A narrative that isn’t going anywhere … Needless to say, The Monkey Grammarian is a challenging text. It might be better described as a test. Indeed, I know of countless readers who have succumbed in the process of navigating it. Then again, those who do stay for the ride are handsomely rewarded. This is a book of magical thinking and heightened awareness, one that suggests that India, just like any other place, is itself because of us: our body in it as well as our attempt to articulate in words what that body is, how it looks at the world and how the world looks at it. “Every body,” affirms Paz, “is a language that vanishes at the moment of absolute plenitude; on reaching the state of incandescence, every language reveals itself to be an unintelligible body.” He concludes: “The word is a disincarnation of the world.”
Also a native of Mexico, I have been a Paz devotee for decades. His deep-seated cosmopolitanism is one of the elements that pushed me to other landscapes. It was through reading his essays that I learned the pleasures and challenges of developing one’s own ideas in rigorous, consistent, yet jazzy and personal ways, that ideas never exist in isolation but in constant motion, coexisting with other ideas at all times, and that the free exchange of those ideas is an indispensable component in a free, healthy, and democratic society. In the end, encouraged by Paz’s travels, I left Mexico and became a writer away from home, which granted me a unique perspective on things, including my own culture.
Perhaps the most important lesson Paz taught me is that Mexican writers should not be confined thematically to Mexico in their oeuvre.

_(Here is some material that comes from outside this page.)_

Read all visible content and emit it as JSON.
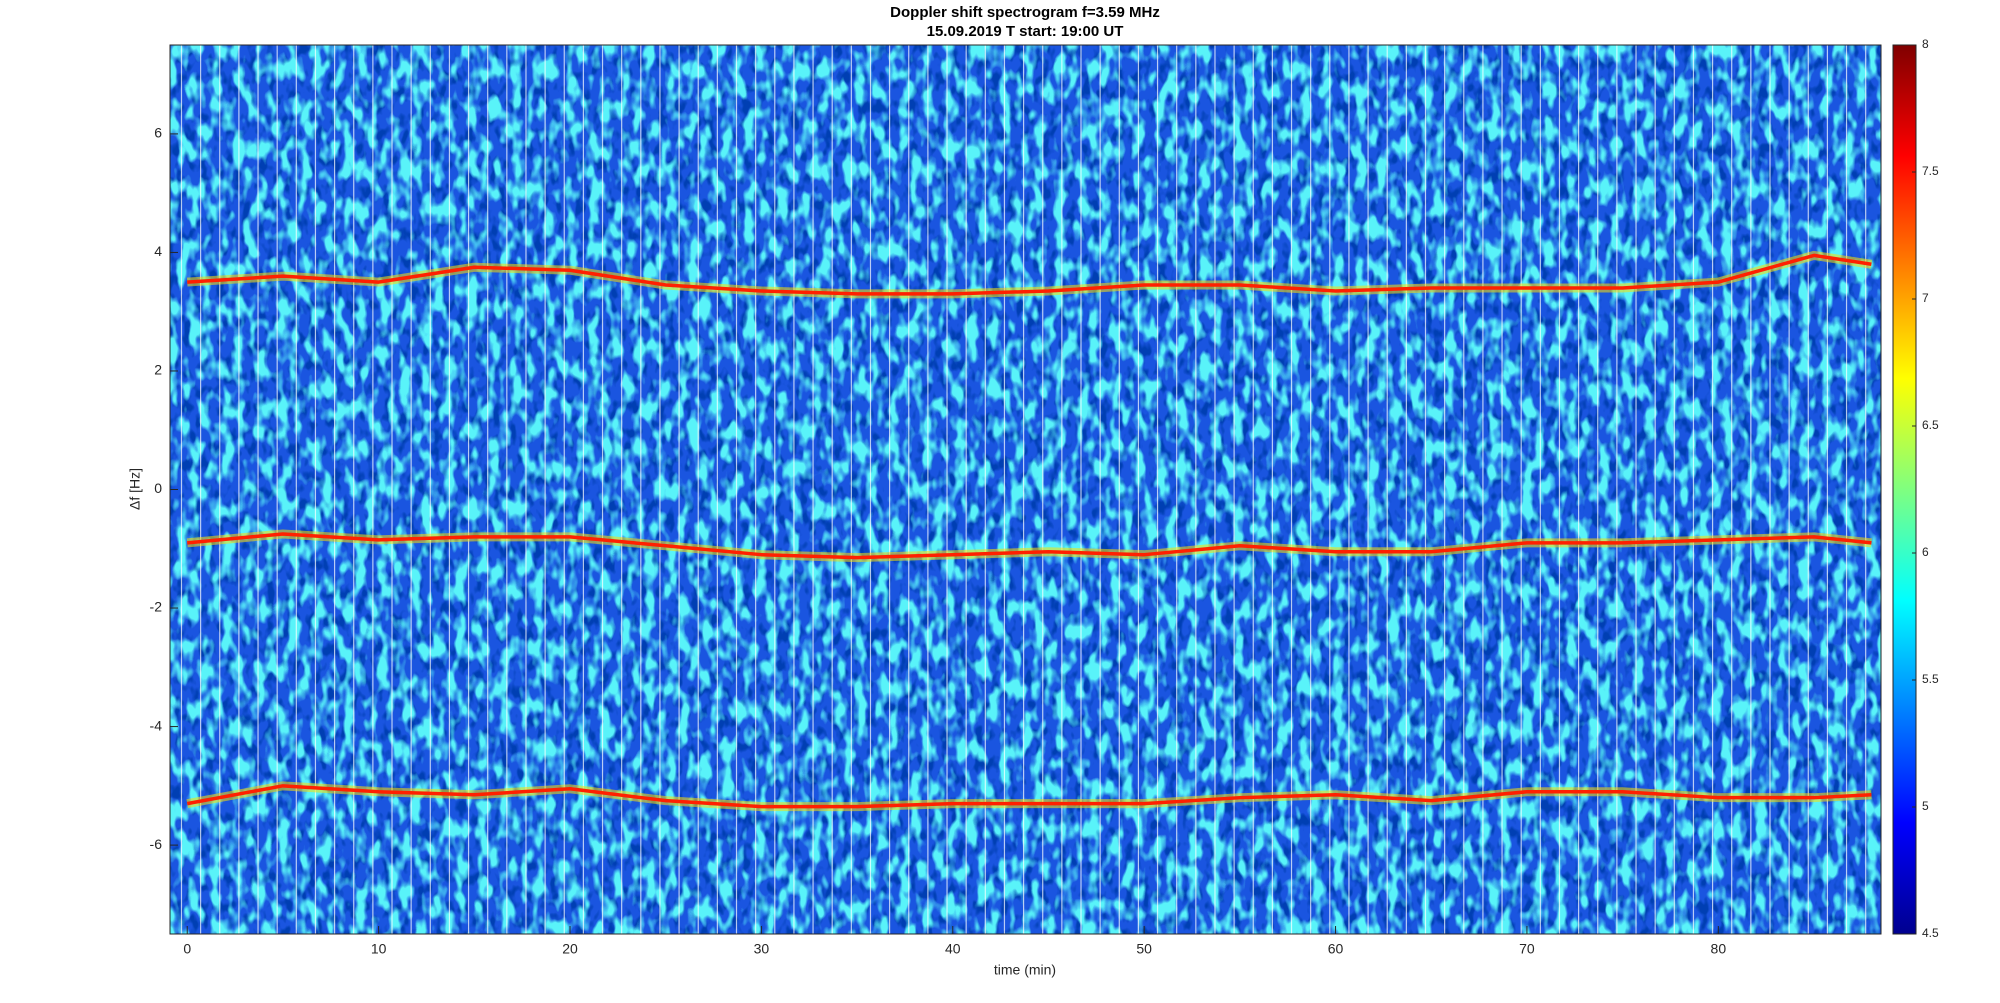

Just as Shakespeare set his plays in England as well as in Italy, Denmark, Greece, France, and other places, the scope of the Mexican writer ought to be the entire world.
But my admiration for Paz isn’t without complaint. Frequently I find his writing aloof, not to say pedantic and frustratingly elusive. What made me unhappy, though (and I speak here as a member of an entire generation), is the way in which late in his career Paz embraced the very same political power he had rejected earlier on.
Having resigned his ambassadorship in India, he returned to Mexico in 1968. Two years later, he founded one of the most venerable of literary journals in the Spanish-speaking world, Plural. It confronted the excesses of Mexico’s government with civility and acumen. When the Mexican government became impatient with its critique, it ordered the magazine shot down. Paz did not despair: he continued his endeavor in another magazine he founded, Vuelta, as well as in a tireless career as a public intellectual. But slowly he became more comfortable with that government, so much so that he ended up assuming the role of its spokesperson.
That embrace felt to me like a betrayal. By then Paz’s writing style in my eyes had become complacent and self-congratulatory. In response, I stopped reading him.
Time has gone by — or, as Paz argues, it effectually hasn’t. Perhaps it is that fixity that has prompted me to reread The Monkey Grammarian, which, just as it did when I first encountered it, strikes me as a stunning and unsettling rumination on evanescence.